De hecho, numerosos estudios han demostrado que la satisfacción con la vida está en los genes, si bien las fuentes de felicidad son diversas y personales. La habilidad de cada persona para moldear la percepción de la realidad y así preservar su equilibrio emocional es sorprendente. Hay algunos factores que sin duda nos ayudan a mantener esa felicidad, entre otros: nuestro cuerpo, la autoestima, los pensamientos positivos, las conexiones afectivas, el recuerdo y el olvido, el agradecimiento y el perdón.

Hay 3 sencillas frases que nos abren muchas puertas: “por favor”, “lo siento” y “gracias”.

Porque pedir ayuda es también, en contra de lo que a veces creemos, una muestra de humildad, compromiso y fortaleza. Mostrarse vulnerable y pedir perdón no tiene porqué ser un signo de debilidad. La honestidad nos acerca al otro y nos abre la posibilidad de conectar y comprendernos de una manera más positiva.

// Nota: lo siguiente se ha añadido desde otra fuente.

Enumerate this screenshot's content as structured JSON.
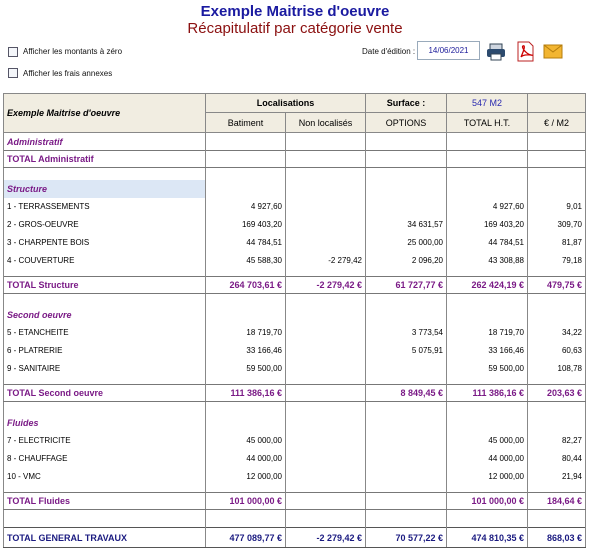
{
  "header": {
    "title": "Exemple Maitrise d'oeuvre",
    "subtitle": "Récapitulatif par catégorie vente"
  },
  "options": {
    "show_zero": "Afficher les montants à zéro",
    "show_fees": "Afficher les frais annexes",
    "date_label": "Date d'édition :",
    "date": "14/06/2021"
  },
  "table": {
    "corner": "Exemple Maitrise d'oeuvre",
    "group": "Localisations",
    "surface_label": "Surface :",
    "surface": "547 M2",
    "columns": [
      "Batiment",
      "Non localisés",
      "OPTIONS",
      "TOTAL H.T.",
      "€ / M2"
    ],
    "sections": [
      {
        "title": "Administratif",
        "rows": [],
        "total": {
          "label": "TOTAL Administratif",
          "cells": [
            null,
            null,
            null,
            null,
            null
          ]
        }
      },
      {
        "title": "Structure",
        "rows": [
          {
            "label": "1 - TERRASSEMENTS",
            "cells": [
              "4 927,60",
              null,
              null,
              "4 927,60",
              "9,01"
            ]
          },
          {
            "label": "2 - GROS-OEUVRE",
            "cells": [
              "169 403,20",
              null,
              "34 631,57",
              "169 403,20",
              "309,70"
            ]
          },
          {
            "label": "3 - CHARPENTE BOIS",
            "cells": [
              "44 784,51",
              null,
              "25 000,00",
              "44 784,51",
              "81,87"
            ]
          },
          {
            "label": "4 - COUVERTURE",
            "cells": [
              "45 588,30",
              "-2 279,42",
              "2 096,20",
              "43 308,88",
              "79,18"
            ]
          }
        ],
        "total": {
          "label": "TOTAL Structure",
          "cells": [
            "264 703,61 €",
            "-2 279,42 €",
            "61 727,77 €",
            "262 424,19 €",
            "479,75 €"
          ]
        }
      },
      {
        "title": "Second oeuvre",
        "rows": [
          {
            "label": "5 - ETANCHEITE",
            "cells": [
              "18 719,70",
              null,
              "3 773,54",
              "18 719,70",
              "34,22"
            ]
          },
          {
            "label": "6 - PLATRERIE",
            "cells": [
              "33 166,46",
              null,
              "5 075,91",
              "33 166,46",
              "60,63"
            ]
          },
          {
            "label": "9 - SANITAIRE",
            "cells": [
              "59 500,00",
              null,
              null,
              "59 500,00",
              "108,78"
            ]
          }
        ],
        "total": {
          "label": "TOTAL Second oeuvre",
          "cells": [
            "111 386,16 €",
            null,
            "8 849,45 €",
            "111 386,16 €",
            "203,63 €"
          ]
        }
      },
      {
        "title": "Fluides",
        "rows": [
          {
            "label": "7 - ELECTRICITE",
            "cells": [
              "45 000,00",
              null,
              null,
              "45 000,00",
              "82,27"
            ]
          },
          {
            "label": "8 - CHAUFFAGE",
            "cells": [
              "44 000,00",
              null,
              null,
              "44 000,00",
              "80,44"
            ]
          },
          {
            "label": "10 - VMC",
            "cells": [
              "12 000,00",
              null,
              null,
              "12 000,00",
              "21,94"
            ]
          }
        ],
        "total": {
          "label": "TOTAL Fluides",
          "cells": [
            "101 000,00 €",
            null,
            null,
            "101 000,00 €",
            "184,64 €"
          ]
        }
      }
    ],
    "grand_total": {
      "label": "TOTAL GENERAL TRAVAUX",
      "cells": [
        "477 089,77 €",
        "-2 279,42 €",
        "70 577,22 €",
        "474 810,35 €",
        "868,03 €"
      ]
    }
  }
}
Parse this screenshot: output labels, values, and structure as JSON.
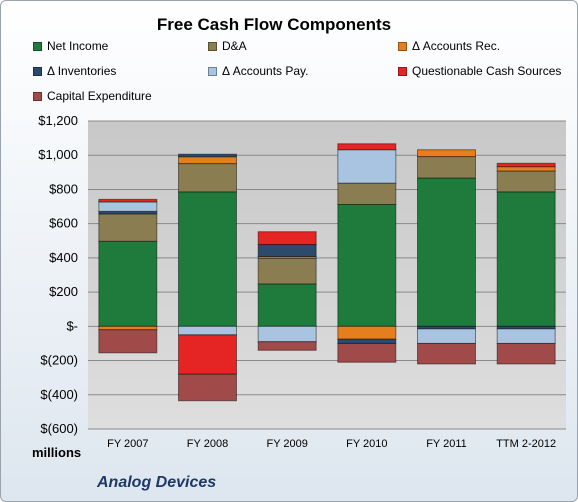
{
  "chart_data": {
    "type": "bar",
    "stacked": true,
    "title": "Free Cash Flow Components",
    "categories": [
      "FY 2007",
      "FY 2008",
      "FY 2009",
      "FY 2010",
      "FY 2011",
      "TTM 2-2012"
    ],
    "ylim": [
      -600,
      1200
    ],
    "yticks": [
      1200,
      1000,
      800,
      600,
      400,
      200,
      0,
      -200,
      -400,
      -600
    ],
    "ytick_labels": [
      "$1,200",
      "$1,000",
      "$800",
      "$600",
      "$400",
      "$200",
      "$-",
      "$(200)",
      "$(400)",
      "$(600)"
    ],
    "units_label": "millions",
    "grid": true,
    "legend_position": "top",
    "series": [
      {
        "name": "Net Income",
        "color": "#1e7b3c",
        "values": [
          497,
          786,
          248,
          712,
          867,
          786
        ]
      },
      {
        "name": "D&A",
        "color": "#8b7d52",
        "values": [
          160,
          165,
          150,
          125,
          125,
          122
        ]
      },
      {
        "name": "Δ Accounts Rec.",
        "color": "#e57f1e",
        "values": [
          -20,
          40,
          10,
          -75,
          40,
          25
        ]
      },
      {
        "name": "Δ Inventories",
        "color": "#2c4a6b",
        "values": [
          15,
          15,
          70,
          -25,
          -15,
          -15
        ]
      },
      {
        "name": "Δ Accounts Pay.",
        "color": "#a8c4e0",
        "values": [
          55,
          -50,
          -90,
          195,
          -85,
          -85
        ]
      },
      {
        "name": "Questionable Cash Sources",
        "color": "#e52424",
        "values": [
          15,
          -230,
          75,
          35,
          0,
          20
        ]
      },
      {
        "name": "Capital Expenditure",
        "color": "#a04a4a",
        "values": [
          -135,
          -155,
          -50,
          -110,
          -120,
          -120
        ]
      }
    ]
  },
  "footer": {
    "company": "Analog Devices"
  }
}
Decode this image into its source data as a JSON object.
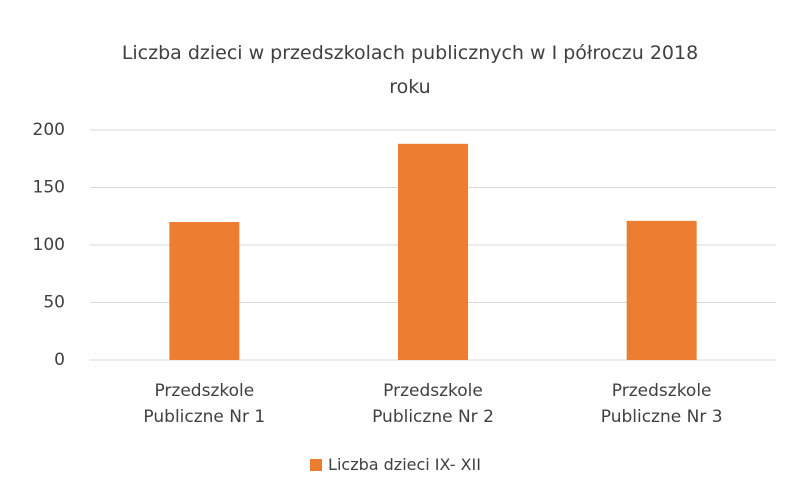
{
  "chart_data": {
    "type": "bar",
    "title": "Liczba dzieci w przedszkolach publicznych w I półroczu 2018 roku",
    "categories": [
      "Przedszkole Publiczne Nr 1",
      "Przedszkole Publiczne Nr 2",
      "Przedszkole Publiczne Nr 3"
    ],
    "series": [
      {
        "name": "Liczba dzieci IX- XII",
        "color": "#ed7d31",
        "values": [
          120,
          188,
          121
        ]
      }
    ],
    "ylim": [
      0,
      200
    ],
    "yticks": [
      0,
      50,
      100,
      150,
      200
    ],
    "grid": true,
    "legend": "bottom"
  }
}
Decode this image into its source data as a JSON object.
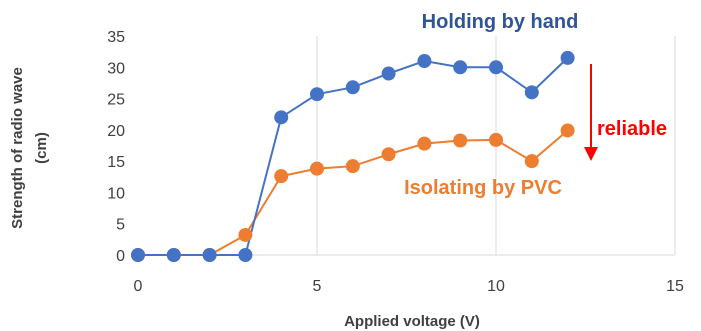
{
  "chart_data": {
    "type": "line",
    "xlabel": "Applied voltage (V)",
    "ylabel": [
      "Strength of radio wave",
      "(cm)"
    ],
    "xlim": [
      0,
      15
    ],
    "ylim": [
      0,
      35
    ],
    "xticks": [
      0,
      5,
      10,
      15
    ],
    "yticks": [
      0,
      5,
      10,
      15,
      20,
      25,
      30,
      35
    ],
    "grid": "vertical",
    "series": [
      {
        "name": "Holding by hand",
        "color": "#4472C4",
        "x": [
          0,
          1,
          2,
          3,
          4,
          5,
          6,
          7,
          8,
          9,
          10,
          11,
          12
        ],
        "y": [
          0,
          0,
          0,
          0,
          22,
          25.7,
          26.8,
          29,
          31,
          30,
          30,
          26,
          31.5
        ]
      },
      {
        "name": "Isolating by PVC",
        "color": "#ED7D31",
        "x": [
          0,
          1,
          2,
          3,
          4,
          5,
          6,
          7,
          8,
          9,
          10,
          11,
          12
        ],
        "y": [
          0,
          0,
          0,
          3.2,
          12.6,
          13.8,
          14.2,
          16.1,
          17.8,
          18.3,
          18.4,
          15,
          19.9
        ]
      }
    ],
    "annotations": [
      {
        "text": "reliable",
        "color": "#FF0000"
      }
    ]
  }
}
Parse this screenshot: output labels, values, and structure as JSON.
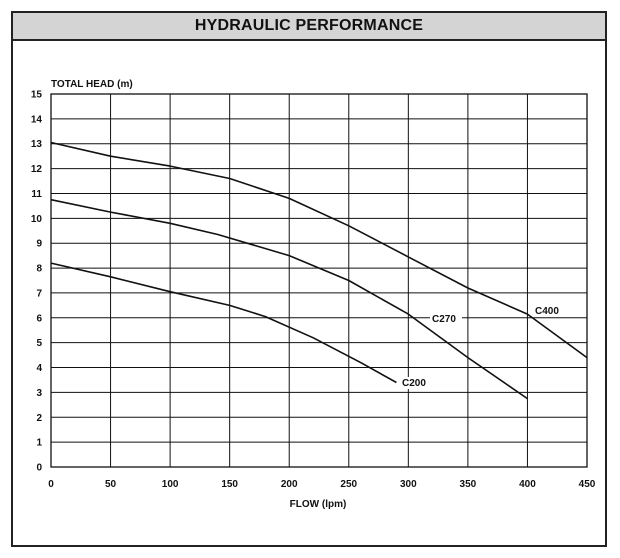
{
  "chart_data": {
    "type": "line",
    "title": "HYDRAULIC PERFORMANCE",
    "xlabel": "FLOW (lpm)",
    "ylabel": "TOTAL  HEAD (m)",
    "xlim": [
      0,
      450
    ],
    "ylim": [
      0,
      15
    ],
    "xticks": [
      0,
      50,
      100,
      150,
      200,
      250,
      300,
      350,
      400,
      450
    ],
    "yticks": [
      0,
      1,
      2,
      3,
      4,
      5,
      6,
      7,
      8,
      9,
      10,
      11,
      12,
      13,
      14,
      15
    ],
    "grid": true,
    "line_color": "#111111",
    "series": [
      {
        "name": "C400",
        "x": [
          0,
          50,
          100,
          150,
          200,
          250,
          300,
          350,
          400,
          450
        ],
        "y": [
          13.05,
          12.5,
          12.1,
          11.6,
          10.8,
          9.7,
          8.45,
          7.2,
          6.15,
          4.4
        ]
      },
      {
        "name": "C270",
        "x": [
          0,
          50,
          100,
          140,
          200,
          250,
          300,
          350,
          400
        ],
        "y": [
          10.75,
          10.25,
          9.8,
          9.35,
          8.5,
          7.5,
          6.15,
          4.4,
          2.75
        ]
      },
      {
        "name": "C200",
        "x": [
          0,
          50,
          100,
          150,
          180,
          220,
          260,
          290
        ],
        "y": [
          8.2,
          7.65,
          7.05,
          6.5,
          6.05,
          5.2,
          4.2,
          3.4
        ]
      }
    ]
  }
}
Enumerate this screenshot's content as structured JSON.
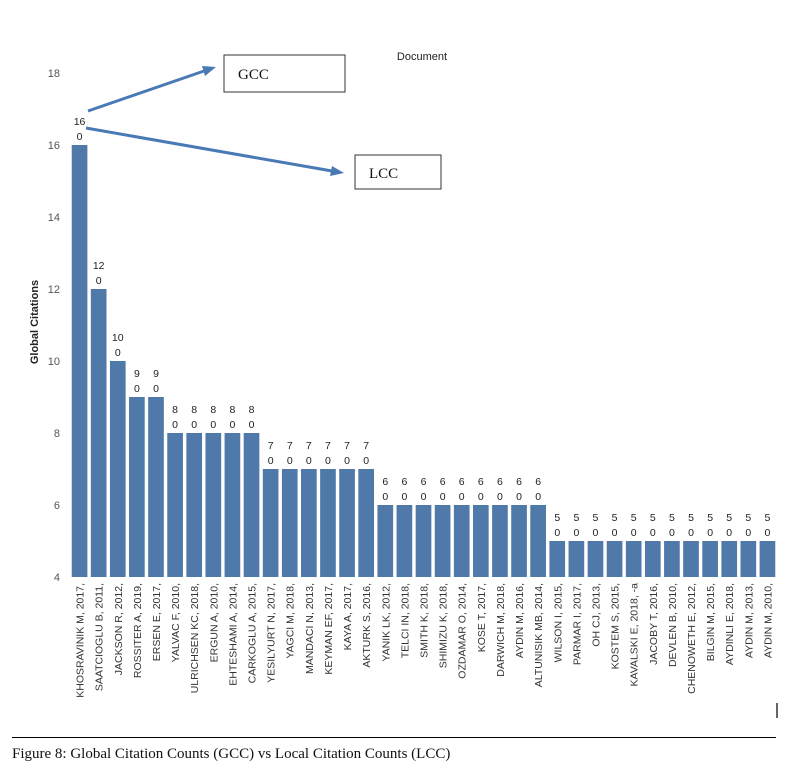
{
  "chart_data": {
    "type": "bar",
    "title": "Document",
    "ylabel": "Global Citations",
    "xlabel": "",
    "ylim": [
      4,
      18
    ],
    "yticks": [
      4,
      6,
      8,
      10,
      12,
      14,
      16,
      18
    ],
    "grid": false,
    "bar_color": "#4f79a8",
    "categories": [
      "KHOSRAVINIK M, 2017,",
      "SAATCIOGLU B, 2011,",
      "JACKSON R, 2012,",
      "ROSSITER A, 2019,",
      "ERSEN E, 2017,",
      "YALVAC F, 2010,",
      "ULRICHSEN KC, 2018,",
      "ERGUN A, 2010,",
      "EHTESHAMI A, 2014,",
      "CARKOGLU A, 2015,",
      "YESILYURT N, 2017,",
      "YAGCI M, 2018,",
      "MANDACI N, 2013,",
      "KEYMAN EF, 2017,",
      "KAYA A, 2017,",
      "AKTURK S, 2016,",
      "YANIK LK, 2012,",
      "TELCI IN, 2018,",
      "SMITH K, 2018,",
      "SHIMIZU K, 2018,",
      "OZDAMAR O, 2014,",
      "KOSE T, 2017,",
      "DARWICH M, 2018,",
      "AYDIN M, 2016,",
      "ALTUNISIK MB, 2014,",
      "WILSON I, 2015,",
      "PARMAR I, 2017,",
      "OH CJ, 2013,",
      "KOSTEM S, 2015,",
      "KAVALSKI E, 2018, -a",
      "JACOBY T, 2016,",
      "DEVLEN B, 2010,",
      "CHENOWETH E, 2012,",
      "BILGIN M, 2015,",
      "AYDINLI E, 2018,",
      "AYDIN M, 2013,",
      "AYDIN M, 2010,"
    ],
    "series": [
      {
        "values": [
          16,
          12,
          10,
          9,
          9,
          8,
          8,
          8,
          8,
          8,
          7,
          7,
          7,
          7,
          7,
          7,
          6,
          6,
          6,
          6,
          6,
          6,
          6,
          6,
          6,
          5,
          5,
          5,
          5,
          5,
          5,
          5,
          5,
          5,
          5,
          5,
          5
        ]
      },
      {
        "values": [
          0,
          0,
          0,
          0,
          0,
          0,
          0,
          0,
          0,
          0,
          0,
          0,
          0,
          0,
          0,
          0,
          0,
          0,
          0,
          0,
          0,
          0,
          0,
          0,
          0,
          0,
          0,
          0,
          0,
          0,
          0,
          0,
          0,
          0,
          0,
          0,
          0
        ]
      }
    ],
    "annotations": [
      {
        "text": "GCC"
      },
      {
        "text": "LCC"
      }
    ],
    "arrow_color": "#4a7ab5"
  },
  "caption": "Figure 8: Global Citation Counts (GCC) vs Local Citation Counts (LCC)"
}
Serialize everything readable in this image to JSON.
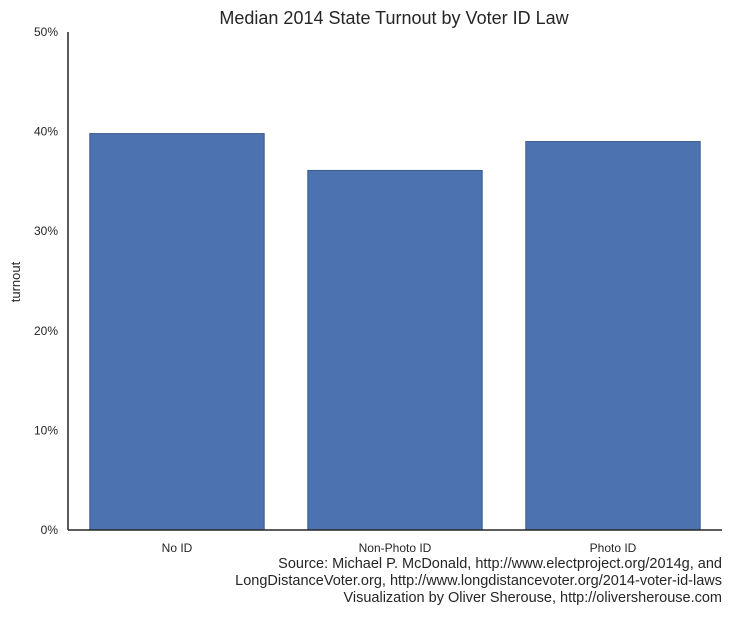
{
  "chart_data": {
    "type": "bar",
    "title": "Median 2014 State Turnout by Voter ID Law",
    "xlabel": "",
    "ylabel": "turnout",
    "categories": [
      "No ID",
      "Non-Photo ID",
      "Photo ID"
    ],
    "values": [
      39.8,
      36.1,
      39.0
    ],
    "ylim": [
      0,
      50
    ],
    "yticks": [
      "0%",
      "10%",
      "20%",
      "30%",
      "40%",
      "50%"
    ],
    "ytick_values": [
      0,
      10,
      20,
      30,
      40,
      50
    ],
    "grid": false,
    "colors": {
      "bar": "#4c72b0",
      "bar_edge": "#3a5a8c",
      "axis": "#262626"
    }
  },
  "source": {
    "line1": "Source: Michael P. McDonald, http://www.electproject.org/2014g, and",
    "line2": "LongDistanceVoter.org, http://www.longdistancevoter.org/2014-voter-id-laws",
    "line3": "Visualization by Oliver Sherouse, http://oliversherouse.com"
  }
}
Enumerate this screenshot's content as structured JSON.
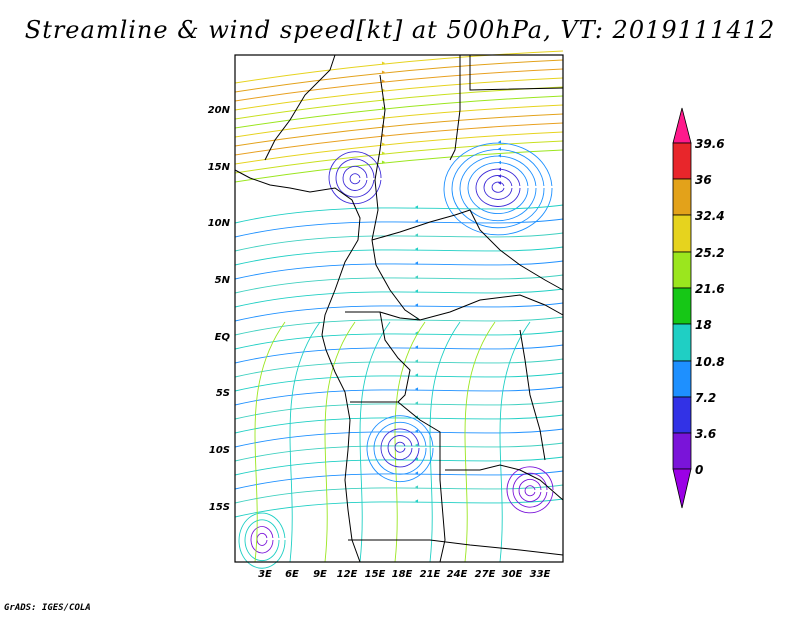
{
  "title": "Streamline & wind speed[kt] at 500hPa, VT: 2019111412",
  "credit": "GrADS: IGES/COLA",
  "map": {
    "lon_range": [
      0,
      36
    ],
    "lat_range": [
      -20,
      25
    ],
    "lon_ticks": [
      "3E",
      "6E",
      "9E",
      "12E",
      "15E",
      "18E",
      "21E",
      "24E",
      "27E",
      "30E",
      "33E"
    ],
    "lat_ticks": [
      "20N",
      "15N",
      "10N",
      "5N",
      "EQ",
      "5S",
      "10S",
      "15S"
    ]
  },
  "colorbar": {
    "labels": [
      "39.6",
      "36",
      "32.4",
      "25.2",
      "21.6",
      "18",
      "10.8",
      "7.2",
      "3.6",
      "0"
    ],
    "colors": [
      "#ff1a8c",
      "#e8262b",
      "#e3a21a",
      "#e6d31e",
      "#9be61e",
      "#16c716",
      "#1fcfc4",
      "#1e90ff",
      "#3232e6",
      "#7a14d9",
      "#9b00e6"
    ]
  },
  "legend_unit": "kt",
  "colors": {
    "vortex": "#3d2bd8",
    "border": "#000000"
  }
}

El agradecimiento y el mostrar gratitud favorece la generación de confianza y compromiso, claves para la creación de vínculos de relación eficaces.

De hecho, la gratitud va más allá del agradecimiento y es un elemento clave para nuestro bienestar. La gratitud es más que un sentimiento, es una actitud y una virtud. La gratitud va asociada a las emociones y actitudes positivas, como son la amabilidad, la simpatía, la comprensión, la empatía y la generosidad. Nos hace percibir a los demás en clave positiva y fomenta la colaboración. Los expertos aseguran que la gratitud tiene un gran efecto protector en la salud mental y un impacto también en nuestro bienestar físico.